もともと一度眠りに入ると、アラームが鳴るまで。もしくは、身体が欲した分の睡眠を確保するまでは、途中で目覚めることのない朔哉だが、同居生活を始めてから、わたしより後に起きることはなかった。

しかし、忙しい日々が続き、さすがに疲れているのだろう。
わたしが起き出したことにも気づかず、熟睡している。
心なしか頬のラインも、少しシャープになった気がする。


(ちゃんと食べてるの……?)


四六時中一緒にいる芽依は、朔哉が無茶なことをすれば黙っていないと思うけれど、二人がどんな風に忙しい日々を過ごしているのか、知りようもない。

訊けば教えてくれるかもしれないが、もしかしたら、知りたくないことまで知ってしまうかもしれないと思うと、訊けない。
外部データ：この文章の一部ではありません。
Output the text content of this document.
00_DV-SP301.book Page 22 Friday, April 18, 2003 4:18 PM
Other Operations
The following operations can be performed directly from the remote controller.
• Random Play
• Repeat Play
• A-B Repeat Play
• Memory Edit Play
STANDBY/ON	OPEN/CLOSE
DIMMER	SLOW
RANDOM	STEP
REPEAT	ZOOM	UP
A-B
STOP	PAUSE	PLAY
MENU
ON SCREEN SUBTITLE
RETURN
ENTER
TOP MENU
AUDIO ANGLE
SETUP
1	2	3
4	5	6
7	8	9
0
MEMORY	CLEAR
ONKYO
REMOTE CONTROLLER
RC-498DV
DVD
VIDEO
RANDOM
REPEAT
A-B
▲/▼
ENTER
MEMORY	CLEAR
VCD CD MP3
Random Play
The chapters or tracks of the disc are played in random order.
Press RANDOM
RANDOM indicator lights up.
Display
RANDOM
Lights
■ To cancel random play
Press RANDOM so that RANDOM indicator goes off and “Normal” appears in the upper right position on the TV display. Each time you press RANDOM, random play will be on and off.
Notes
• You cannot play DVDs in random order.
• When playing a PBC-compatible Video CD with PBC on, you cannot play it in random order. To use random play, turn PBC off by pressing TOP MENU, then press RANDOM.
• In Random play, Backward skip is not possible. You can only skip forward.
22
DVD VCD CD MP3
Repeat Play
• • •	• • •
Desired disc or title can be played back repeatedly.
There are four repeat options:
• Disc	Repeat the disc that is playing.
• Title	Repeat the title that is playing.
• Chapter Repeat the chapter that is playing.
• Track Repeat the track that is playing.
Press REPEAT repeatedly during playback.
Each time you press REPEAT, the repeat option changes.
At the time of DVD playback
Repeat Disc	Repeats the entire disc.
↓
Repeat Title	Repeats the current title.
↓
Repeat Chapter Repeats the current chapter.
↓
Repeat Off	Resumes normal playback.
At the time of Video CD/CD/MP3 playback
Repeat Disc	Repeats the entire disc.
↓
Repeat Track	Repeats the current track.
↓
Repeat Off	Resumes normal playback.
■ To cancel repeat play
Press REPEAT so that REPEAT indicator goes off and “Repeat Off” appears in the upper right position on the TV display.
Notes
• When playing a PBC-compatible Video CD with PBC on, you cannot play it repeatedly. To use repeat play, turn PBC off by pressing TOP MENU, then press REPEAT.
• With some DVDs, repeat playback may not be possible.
『わたしとお兄ちゃん、血が繋っていないの。本当の兄妹じゃないの』



夕城家を訪ねた先週の日曜日からずっと、芽依の言葉が頭から離れなかった。

茫然としながらリビングへ戻り、帰宅するまでの数時間。どうやって乗り切ったのか記憶にない。

あれから一週間。
芽依から連絡が来るようなことはなく、朔哉が彼女の名前を口にすることもなかった。

そもそも、朔哉の帰宅は毎晩深夜で、朝もわたしより先に出てしまう。
かろうじて、顔を合わせることだけはできていたけれど、会話と呼べるほどの会話はなかった。

そんな風にして、表面上は何も変わらない、けれど穏やかとは程遠い気持ちを抱えたまま、今日――芽依の二十四歳の誕生日を迎えてしまった。